On Tuesday, the Senate Finance Committee took up H.492, which sets the property tax yield amounts that determine local property tax rates. Representative Kornheiser and Representative Beck from House Ways & Means joined the Committee to explain the bill.
Kornheiser led off by saying that the expiration of ESSR funds, as well as the increase in school spending, are inter-related and expected. Schools drew down those funds to meet lockdown-related education needs over the past few years. She believes that spending will remain high, as those needs have not fully dissipated yet. However, “we are fortunate that we still have a significant amount of revenue going into the [Education] Fund.” Much of this revenue can be attributed to an increase in federal spending which prompted local spending and increasing property values that resulted in tax revenues that exceeded expectations. Because of these excess funds, the state has “a lot more money to possibly lower property tax rates in the yield bill.”
Kornheiser is also “very aware” that the pupil weighting changes are going into effect this year and that school districts will be experiencing a “real change” in their tax capacities next year. It is unclear if per pupil spending will stabilize or continue to grow at similar rates.
It seems likely that in FY2024 we will also have “unexpected revenues” and she joked about how long we can call these “unexpected.” However, she acknowledged that we cannot keep assuming this year to year. This conclusion led them to develop a secondary reserve fund and said the “bubble is a bubble” that is not going to burst, but that the “bubble that is going to decrease.”
Their proposal was to take some of the FY24 Education Fund dollars and hold them with the intention of applying them to the following year’s tax rates. The idea being that if they used all the funds currently available to lower tax rates now when they could see a larger increase next year.
Beck described the proposal as using the same yield amounts that were forecast in the December Letter (which is what districts use to estimate their property taxes).
That leaves the state with a $22M “chunk” to alleviate any uncertainty on volatility next year. It seems unlikely that another $65M surplus (like this year) will materialize for FY2024.
Chairwoman Cummings wanted to be absolutely certain that the (seemingly now permanent) universal school meals program does not slip by unfunded in future years (for FY2024 it was funded out of the surplus). She noted that some districts did universal meals on their own because even “paying someone to operate the cash register was more costly.”
Next, the Joint Fiscal Office (JFO) presented the latest Education Fund outlook. Cummings noted that when they decided to put cost of living adjustments (COLAs) in statute for the pension funds in 2016, no one anticipated the inflationary rates we see now. “We need [more] money in the pension fund to make the fund whole,” she stated. There is a proposal in the bill to make an “extra” $3M payment to the funds to offset these COLA increases. However, there is some concern that may not be enough.

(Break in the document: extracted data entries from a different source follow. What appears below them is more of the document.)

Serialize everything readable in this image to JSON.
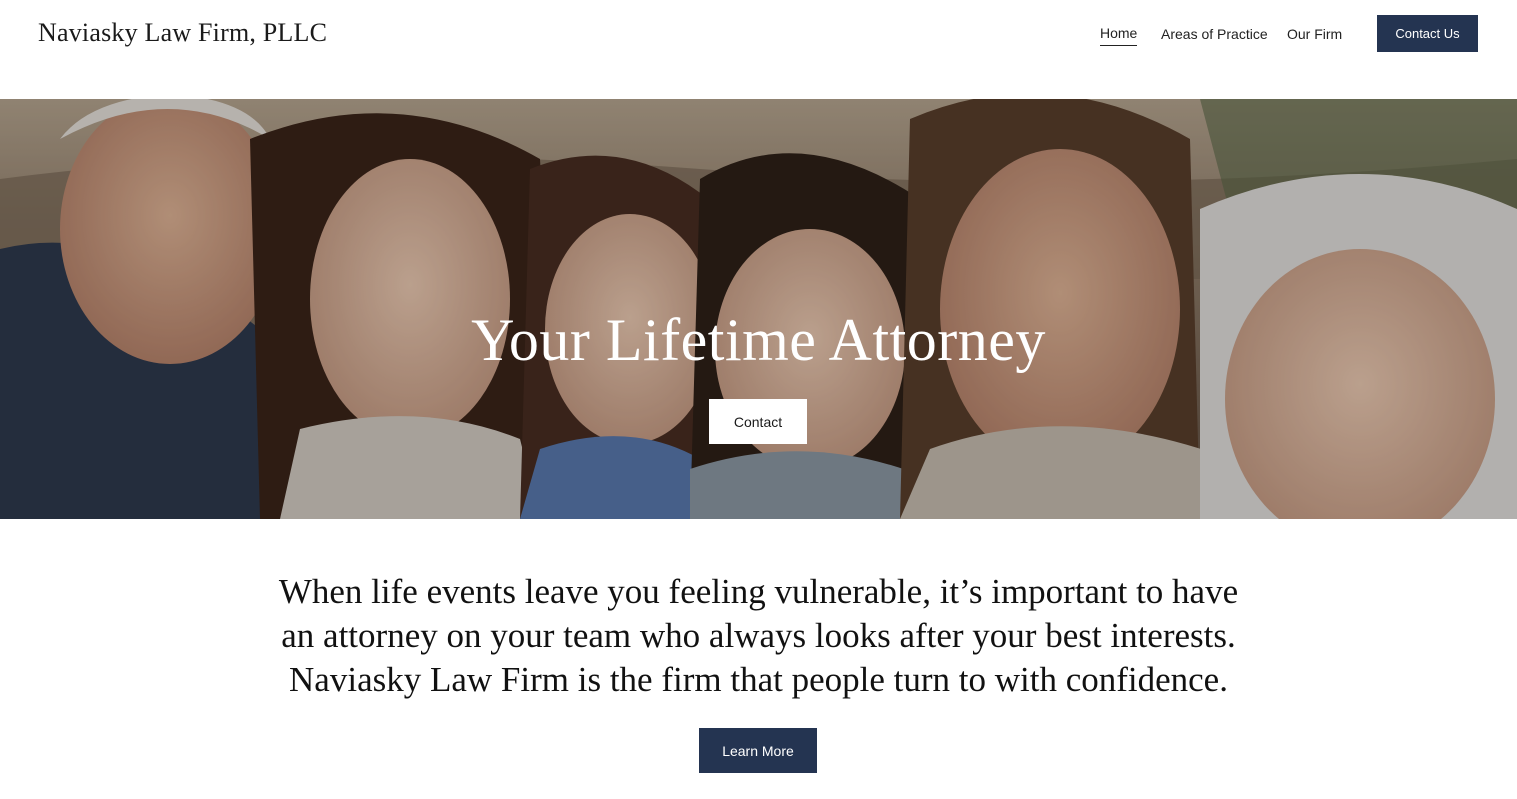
{
  "header": {
    "logo": "Naviasky Law Firm, PLLC",
    "nav": [
      {
        "label": "Home"
      },
      {
        "label": "Areas of Practice"
      },
      {
        "label": "Our Firm"
      }
    ],
    "cta_label": "Contact Us"
  },
  "hero": {
    "title": "Your Lifetime Attorney",
    "button_label": "Contact",
    "image": "family-group-photo"
  },
  "intro": {
    "text": "When life events leave you feeling vulnerable, it’s important to have an attorney on your team who always looks after your best interests. Naviasky Law Firm is the firm that people turn to with confidence.",
    "button_label": "Learn More"
  },
  "colors": {
    "brand_navy": "#243451",
    "background": "#ffffff",
    "text": "#111111"
  }
}
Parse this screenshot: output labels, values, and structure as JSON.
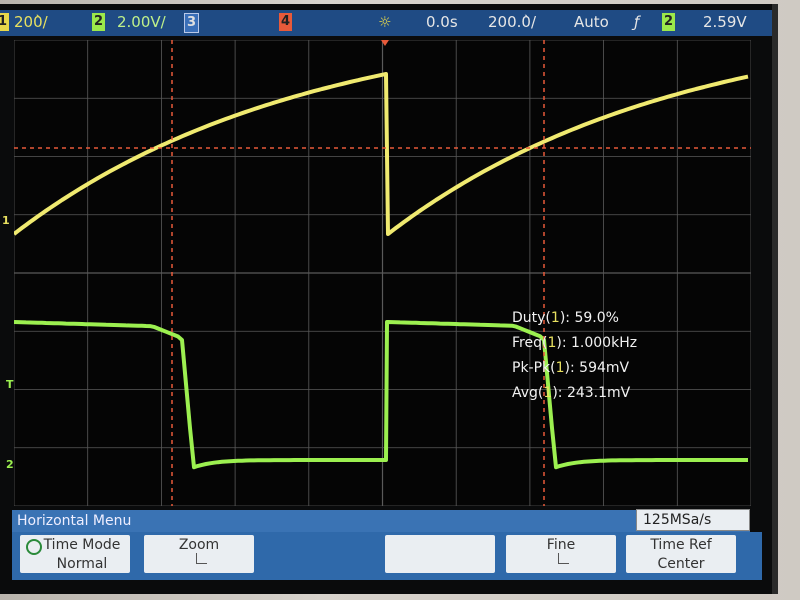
{
  "status": {
    "ch1_num": "1",
    "ch1_scale": "200̀/",
    "ch2_num": "2",
    "ch2_scale": "2.00V/",
    "ch3_num": "3",
    "ch4_num": "4",
    "delay": "0.0s",
    "timebase": "200.0̀/",
    "mode": "Auto",
    "trigger_icon": "rising-edge-icon",
    "trigger_channel": "2",
    "trigger_level": "2.59V"
  },
  "markers": {
    "ch1": "1",
    "trig": "T",
    "ch2": "2"
  },
  "measurements": [
    {
      "label": "Duty(",
      "ch": "1",
      "rest": "): 59.0%"
    },
    {
      "label": "Freq(",
      "ch": "1",
      "rest": "): 1.000kHz"
    },
    {
      "label": "Pk-Pk(",
      "ch": "1",
      "rest": "): 594mV"
    },
    {
      "label": "Avg(",
      "ch": "1",
      "rest": "): 243.1mV"
    }
  ],
  "menu": {
    "title": "Horizontal Menu",
    "sample_rate": "125MSa/s",
    "softkeys": [
      {
        "line1": "Time Mode",
        "line2": "Normal"
      },
      {
        "line1": "Zoom",
        "line2": ""
      },
      {
        "line1": "",
        "line2": ""
      },
      {
        "line1": "Fine",
        "line2": ""
      },
      {
        "line1": "Time Ref",
        "line2": "Center"
      }
    ]
  },
  "colors": {
    "ch1": "#f0ea70",
    "ch2": "#9cf050",
    "cursor": "#e85a3a",
    "graticule": "#5a5a5a",
    "statusbar": "#1f4b84"
  }
}
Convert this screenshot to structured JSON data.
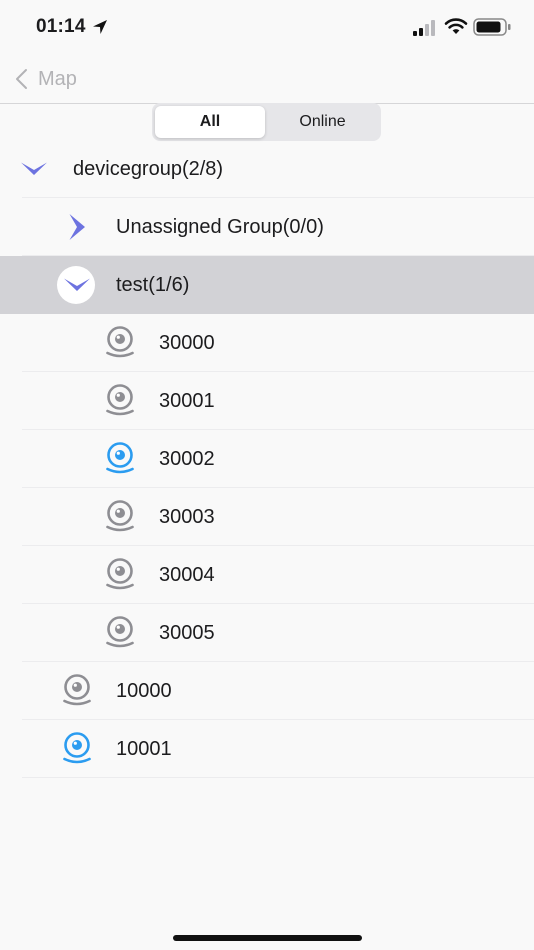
{
  "status_bar": {
    "time": "01:14"
  },
  "nav": {
    "back_label": "Map"
  },
  "segmented": {
    "all": "All",
    "online": "Online",
    "selected": "All"
  },
  "colors": {
    "accent": "#6d73e0",
    "online_icon": "#2b9cf0",
    "offline_icon": "#8e8e93",
    "selected_row": "#d2d2d6"
  },
  "tree": {
    "group": {
      "label": "devicegroup(2/8)",
      "expanded": true,
      "icon": "chevron-down-icon"
    },
    "unassigned": {
      "label": "Unassigned Group(0/0)",
      "expanded": false,
      "icon": "chevron-right-icon"
    },
    "test": {
      "label": "test(1/6)",
      "expanded": true,
      "icon": "chevron-down-icon"
    },
    "test_devices": [
      {
        "label": "30000",
        "status": "offline",
        "icon": "camera-icon"
      },
      {
        "label": "30001",
        "status": "offline",
        "icon": "camera-icon"
      },
      {
        "label": "30002",
        "status": "online",
        "icon": "camera-icon"
      },
      {
        "label": "30003",
        "status": "offline",
        "icon": "camera-icon"
      },
      {
        "label": "30004",
        "status": "offline",
        "icon": "camera-icon"
      },
      {
        "label": "30005",
        "status": "offline",
        "icon": "camera-icon"
      }
    ],
    "root_devices": [
      {
        "label": "10000",
        "status": "offline",
        "icon": "camera-icon"
      },
      {
        "label": "10001",
        "status": "online",
        "icon": "camera-icon"
      }
    ]
  }
}
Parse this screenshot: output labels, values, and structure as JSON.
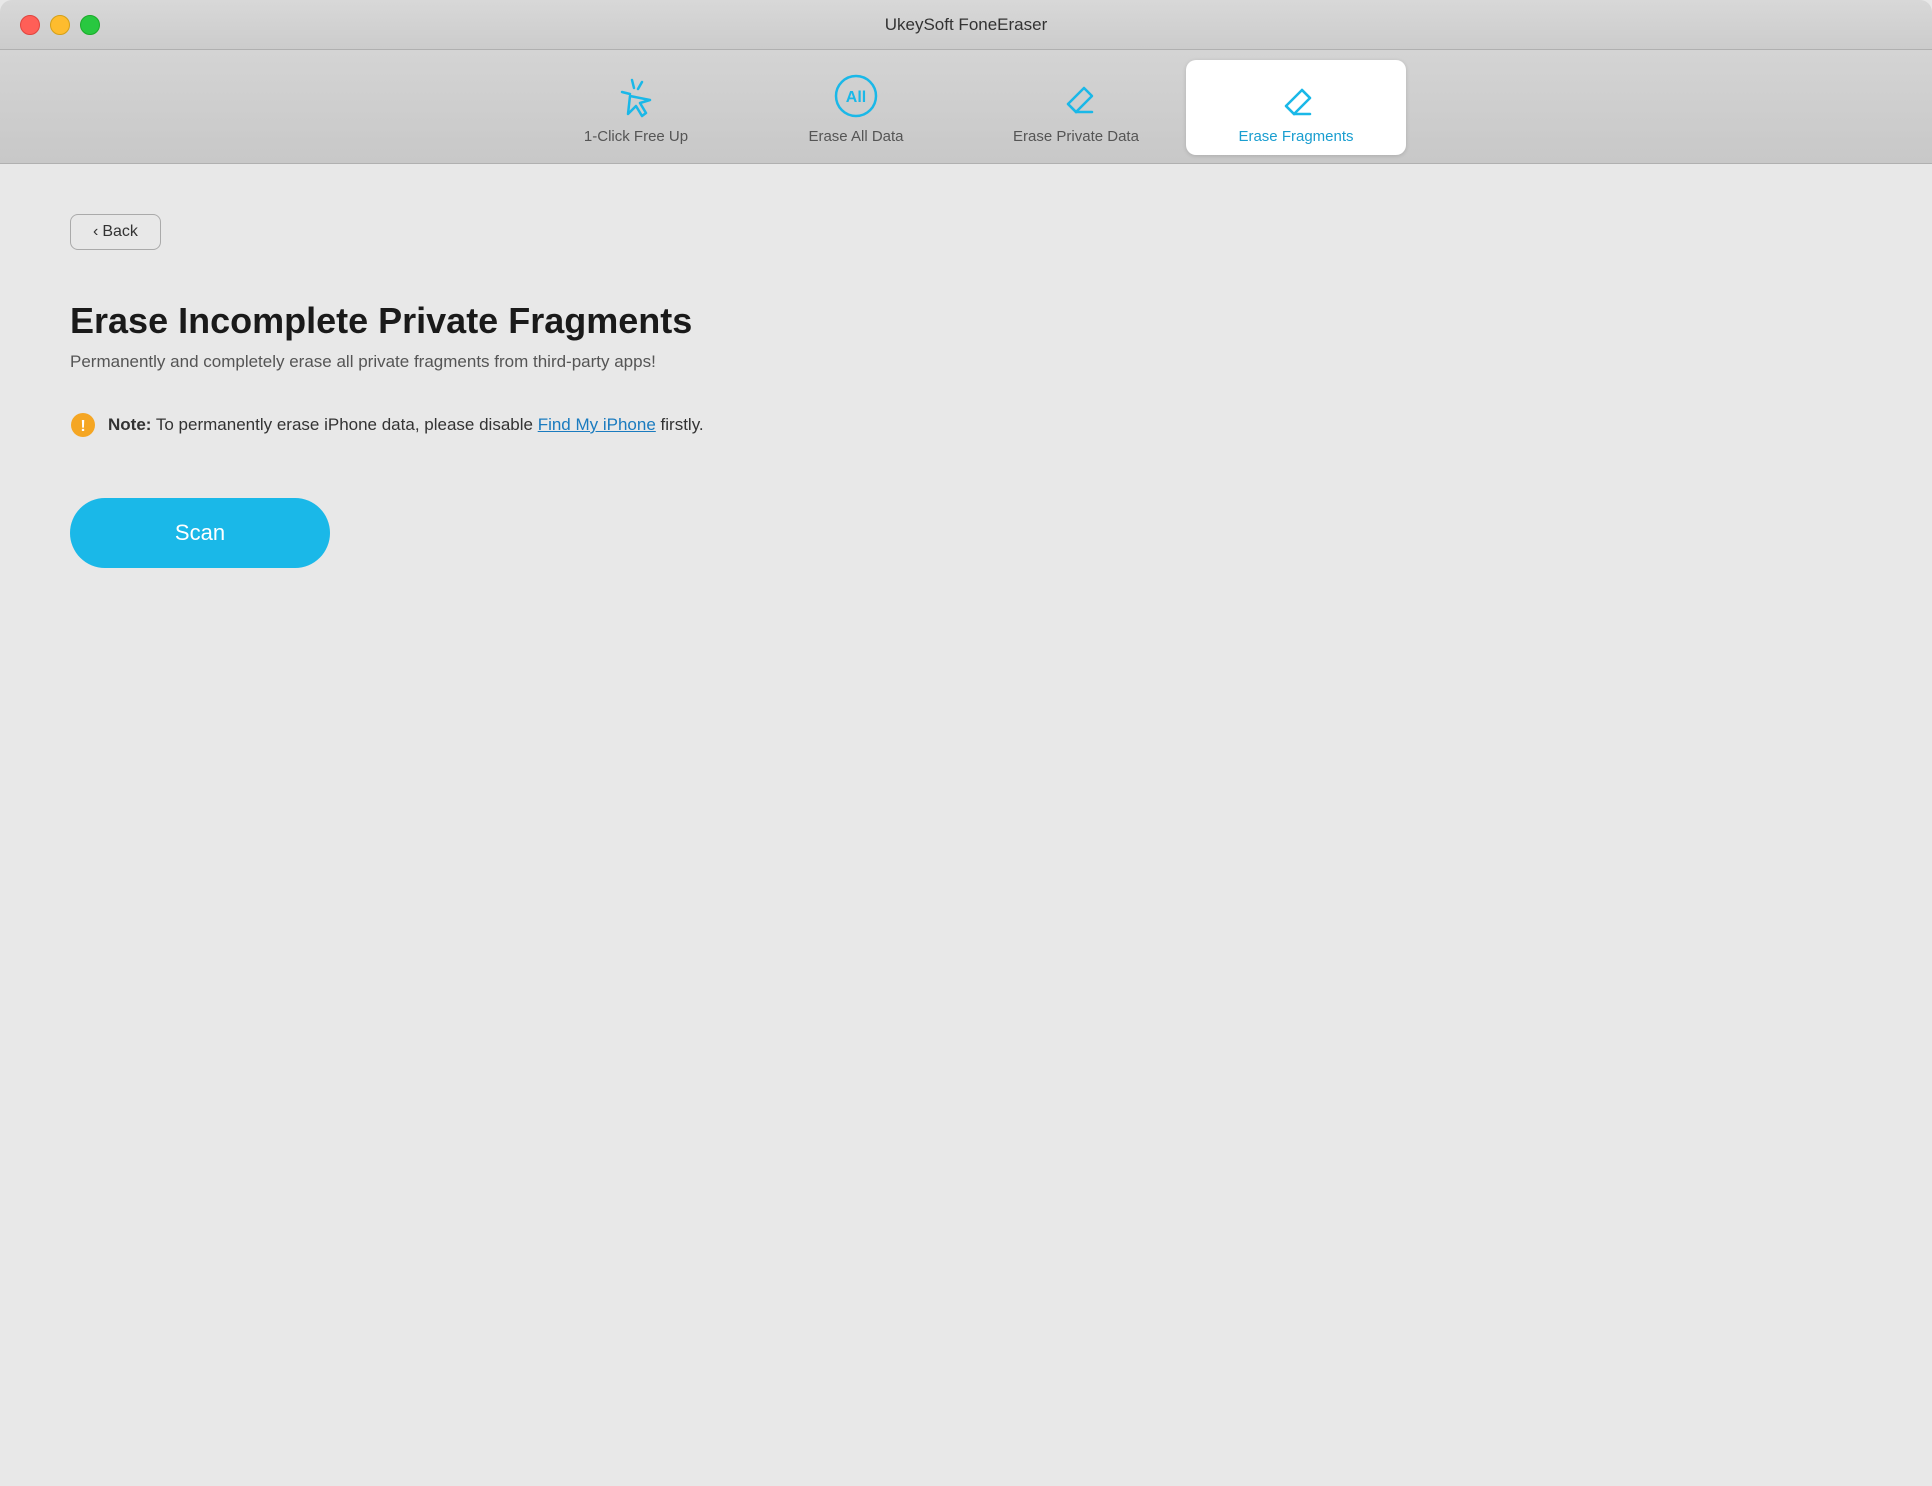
{
  "window": {
    "title": "UkeySoft FoneEraser"
  },
  "toolbar": {
    "tabs": [
      {
        "id": "one-click",
        "label": "1-Click Free Up",
        "active": false
      },
      {
        "id": "erase-all",
        "label": "Erase All Data",
        "active": false
      },
      {
        "id": "erase-private",
        "label": "Erase Private Data",
        "active": false
      },
      {
        "id": "erase-fragments",
        "label": "Erase Fragments",
        "active": true
      }
    ]
  },
  "back_button": {
    "label": "Back"
  },
  "content": {
    "title": "Erase Incomplete Private Fragments",
    "subtitle": "Permanently and completely erase all private fragments from third-party apps!",
    "note_label": "Note:",
    "note_text": "To permanently erase iPhone data, please disable ",
    "note_link": "Find My iPhone",
    "note_suffix": " firstly.",
    "scan_button": "Scan"
  }
}
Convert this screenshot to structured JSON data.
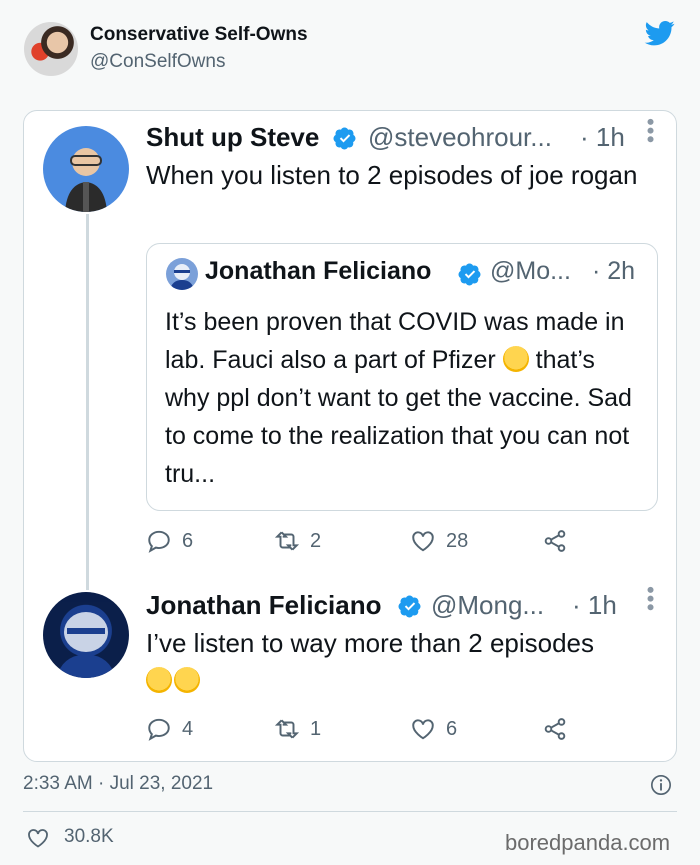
{
  "outer": {
    "name": "Conservative Self-Owns",
    "handle": "@ConSelfOwns"
  },
  "tweet1": {
    "name": "Shut up Steve",
    "handle": "@steveohrour...",
    "time": "· 1h",
    "text": "When you listen to 2 episodes of joe rogan",
    "actions": {
      "replies": "6",
      "retweets": "2",
      "likes": "28"
    }
  },
  "quote": {
    "name": "Jonathan Feliciano",
    "handle": "@Mo...",
    "time": "· 2h",
    "text_before_emoji": "It’s been proven that COVID was made in lab. Fauci also a part of Pfizer ",
    "text_after_emoji": " that’s why ppl don’t want to get the vaccine. Sad to come to the realization that you can not tru..."
  },
  "tweet2": {
    "name": "Jonathan Feliciano",
    "handle": "@Mong...",
    "time": "· 1h",
    "text": "I’ve listen to way more than 2 episodes",
    "actions": {
      "replies": "4",
      "retweets": "1",
      "likes": "6"
    }
  },
  "footer": {
    "timestamp": "2:33 AM · Jul 23, 2021",
    "like_count": "30.8K",
    "watermark": "boredpanda.com"
  },
  "colors": {
    "twitter_blue": "#1d9bf0",
    "text_secondary": "#536471",
    "border": "#cfd9de"
  },
  "icons": [
    "twitter-bird-icon",
    "verified-badge-icon",
    "reply-icon",
    "retweet-icon",
    "heart-icon",
    "share-icon",
    "info-icon",
    "more-dots-icon",
    "thinking-face-emoji",
    "laughing-crying-emoji"
  ]
}
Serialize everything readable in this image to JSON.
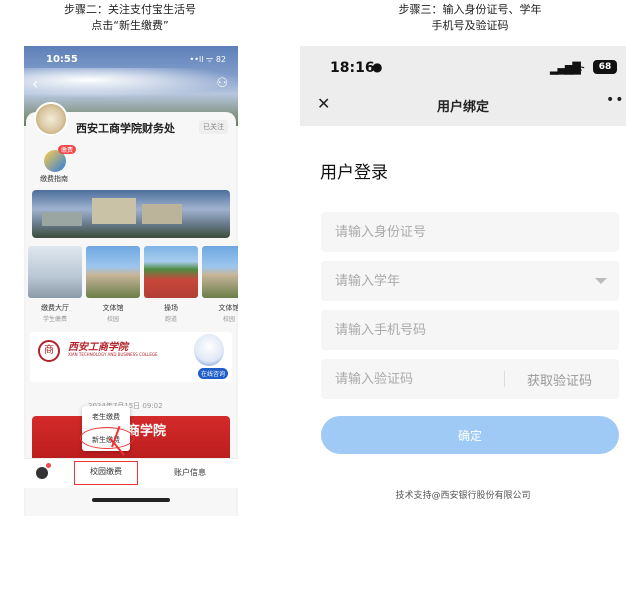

Senator Kitchel joined the Committee and explained that they have “spent a lot of time” putting together a package to “get us” to 2038 (when legislators hope that the pension funds will balance out). There wsd also interest from the Speaker and Pro-Tempore to revert the methodology back to the pre-2016 version, but that would likely require an additional $9.1M one-time payment to “revert back” according to the actuaries, she claimed.
She would prefer they go ahead and pre-fund the reserves now so they don’t have to re-visit in the future. She is worried about counting on the “uncertain future” of surpluses to close the gap.
Pivoting, Cummings indicated that she thought this bill would potentially be a good vehicle for changes to Vermont’s Bond bank that would provide it with more flexibility to loan funds with “alternate financing of assets” such as greenhouse gas reduction projects. This additional flexibility would allow them to better leverage available federal funding. Read more…
Senator Brock asked about what entities could actually provide this sort of program funding currently. The response was that there was currently “nothing helpful” and the alternatives might be national credit unions.
Cummings wondered if this was the right bill to put language around this, but asked for it to be drafted so they could take a look.